Um lugar que tem a serpentina e a pressão, certinhas. Que te oferece uma primeira “golada”, que irriga a seca que o dia provocou, como tem que ser oferecida. Que você sente o chão balançar logo quando chega. Literalmente. Estamos falando de um barco, o Tottershall Castle, que com seus 74 anos de vida recém-completos, receio que seja mais “vivido” e rodado que o amigo taxista.
Minha semana começou “arretada”, como uma “segundona” deve começar. E caminhava para seu final melancólico, quando tocou o celular. Um sotaque tcheco falava do outro lado da linha. Era meu amigo Martin, que se tornou um grande parceiro na produção das últimas matérias desse site, me chamando para fazermos alguma coisa com as respectivas namoradas, e aí me bateu a vontade de dar uma “passadinha” no Tottershall, que sempre me “piscava” durante minhas caminhadas às margens do Tâmisa e eu sempre “me fiz de difícil”.

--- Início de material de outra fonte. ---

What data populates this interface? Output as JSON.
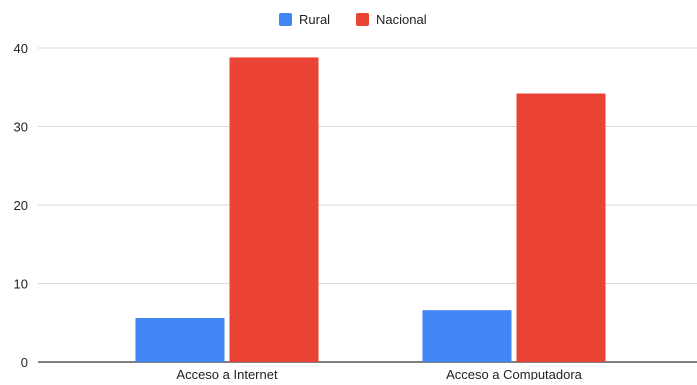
{
  "chart_data": {
    "type": "bar",
    "categories": [
      "Acceso a Internet",
      "Acceso a Computadora"
    ],
    "series": [
      {
        "name": "Rural",
        "values": [
          5.6,
          6.6
        ],
        "color": "#4285f4"
      },
      {
        "name": "Nacional",
        "values": [
          38.8,
          34.2
        ],
        "color": "#ea4335"
      }
    ],
    "ylim": [
      0,
      40
    ],
    "yticks": [
      0,
      10,
      20,
      30,
      40
    ],
    "grid": true,
    "legend_position": "top-center"
  }
}
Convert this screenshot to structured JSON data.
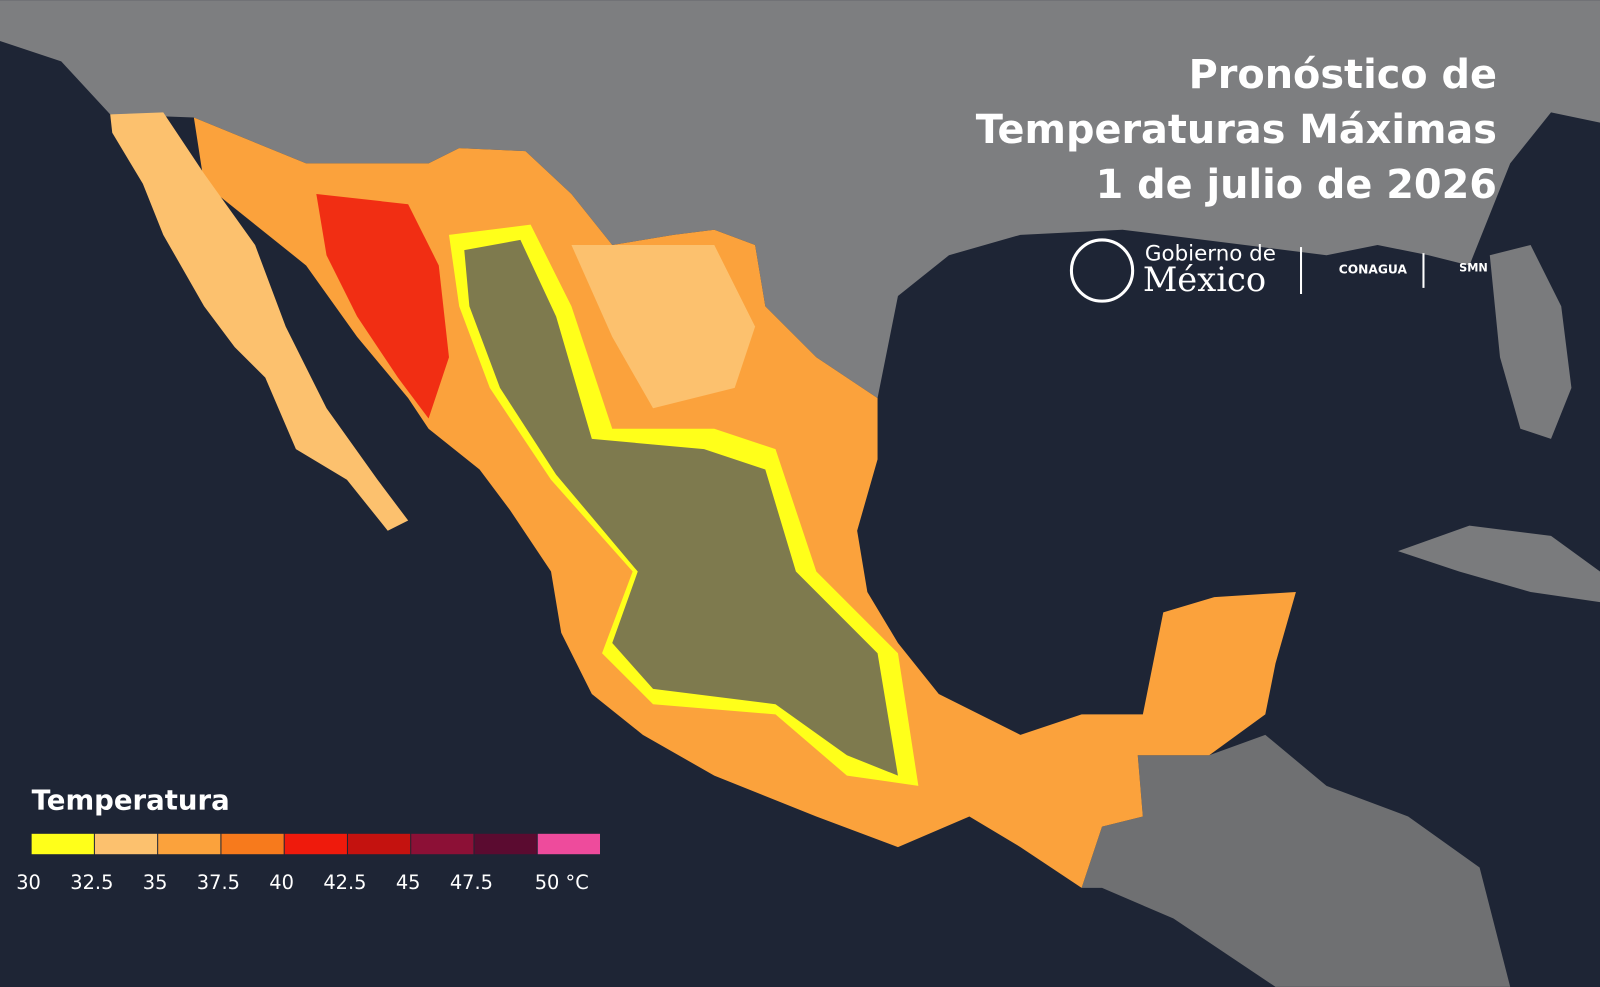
{
  "header": {
    "title_lines": [
      "Pronóstico de",
      "Temperaturas Máximas",
      "1 de julio de 2026"
    ]
  },
  "logos": {
    "gobierno_line1": "Gobierno de",
    "gobierno_line2": "México",
    "conagua": "CONAGUA",
    "smn": "SMN"
  },
  "legend": {
    "title": "Temperatura",
    "colors": [
      "#ffff1a",
      "#fcc16e",
      "#fba23c",
      "#f77a1c",
      "#ef1a0c",
      "#c4120f",
      "#8c1036",
      "#5b0b30",
      "#ee4b9c"
    ],
    "labels": [
      "30",
      "32.5",
      "35",
      "37.5",
      "40",
      "42.5",
      "45",
      "47.5",
      "50 °C"
    ]
  }
}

Os caras, de fato, sabem aproveitar um ambiente ($$$). Reservam também a embarcação para reuniões, palestras e festinhas. O que não condiz com o meu sentimento ao escrever essa matéria, pois a bordo do Tottershall Castle senti uma paz muito grande. Paz de quem foi bem atendido, teve um papo maravilhoso com amigos, e sentou em uma mesa que, provavelmente, era a única que não falava inglês com sotaque britânico, – fato inédito aos meus ouvidos desde minha chegada na “London, London”. Felicidade que veio exatamente como aquele taxista profetizou, porque joguei tudo que tinha me impregnado durante o dia no chão do boteco, nas águas do rio e fui pra casa. Em paz. Levando só o que era pra levar: algumas conquistas por dentro e um profundo amor pro dengo.